By changing each one of these contradictory things you end up with a different kind of society, which is much more rational than the one we’ve got. What happens right now is that we produce things and then we try to persuade consumers to consume whatever we’ve produced, whether they really want it or need it. Whereas we should be finding out what people’s basic wants and desires are and then mobilising the production system to produce that. By eliminating the exchange value dynamic you can reorganise the whole system in a different kind of way. We can imagine the direction that a socialist alternative would move in as it breaks from this dominant form of capital accumulation, which runs everything today. “

4 Comments David Harvey on the post-capitalist imagination

  1. AvatarMike riddell

    For such a system to work we need a new kind of marketplace that is able match underused resources with unmet needs.

    Such a marketplace would require better information than the one we have now. Prices are a form of information but don’t value the things that we as humans deem valuable.

    Once the things of value can be properly accounted for and converted into a means of exchange (a new kind of money) then we will all be able to see the world as one trading community where needs and wants and surplus capacity or waste can be valued, liquidated and posted for sale using this new kind of money.

    such a currency would be backed by the community’s time and credit (willingness to accept it as settlement of a debt owed).

    In short, what we need is a new kind of money and a new payments system that enables community members to trade with it.

  2. AvatarBob Haugen

    Mike,

    I love and agree with everything you wrote down to “converted into a means of exchange (a new kind of money)”.

    Is that actually necessary?

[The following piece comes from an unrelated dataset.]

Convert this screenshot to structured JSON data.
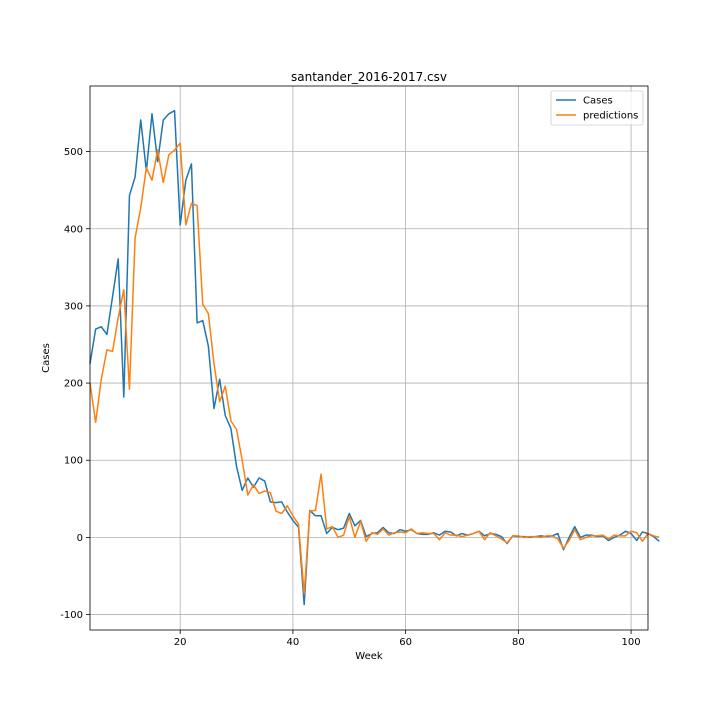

Or can we “match underused resources with unmet needs” in other ways?

    Or to put it another way, is commodity exchange necessary?

  3. AvatarMike riddell

    Hi Bob

    In order to be able to match underused resources with unmet needs we need a ‘unit of account’ to value the worth of the resources in question, and a means of exchanging this value so that it can be traded for something else of value.

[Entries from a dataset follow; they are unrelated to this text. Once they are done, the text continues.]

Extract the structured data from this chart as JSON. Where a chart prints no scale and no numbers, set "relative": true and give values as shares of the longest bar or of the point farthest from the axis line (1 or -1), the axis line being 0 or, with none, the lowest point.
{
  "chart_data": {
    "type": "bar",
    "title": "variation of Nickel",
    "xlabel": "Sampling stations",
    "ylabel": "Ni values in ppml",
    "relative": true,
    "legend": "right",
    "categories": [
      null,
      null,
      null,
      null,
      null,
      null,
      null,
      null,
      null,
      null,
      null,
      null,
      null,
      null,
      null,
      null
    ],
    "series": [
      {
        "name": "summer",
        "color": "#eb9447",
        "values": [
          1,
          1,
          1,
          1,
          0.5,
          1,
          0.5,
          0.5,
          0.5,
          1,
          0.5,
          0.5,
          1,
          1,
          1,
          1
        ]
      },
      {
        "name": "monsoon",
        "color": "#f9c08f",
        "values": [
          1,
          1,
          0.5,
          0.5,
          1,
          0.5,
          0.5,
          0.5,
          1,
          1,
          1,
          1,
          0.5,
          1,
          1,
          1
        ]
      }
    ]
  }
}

    I don’t know how else we can match the underused resources with unmet needs without resorting to barter but of course that relies on me having what you want, and you having what i want.

    The exchange of goods and services for other goods and services underpins our market-based economy. We don’t want state socialism, and we don’t want corporate capitalism – what we want is something in between.

  4. AvatarBob Haugen

    Mike,

    Lots of unmet needs will never be met in our lovely market economy because they don’t have any money attached.

    E.g. good health care and child development resources for poor people.

    Clean water.

    I could go on.

    Lots of ways to manage all that without direct barter.

    I do expect money to persist for quite awhile, but it is certainly possible to imagine alternatives. Time banks, for example, exist today. And I don’t think that is the only possible alternative.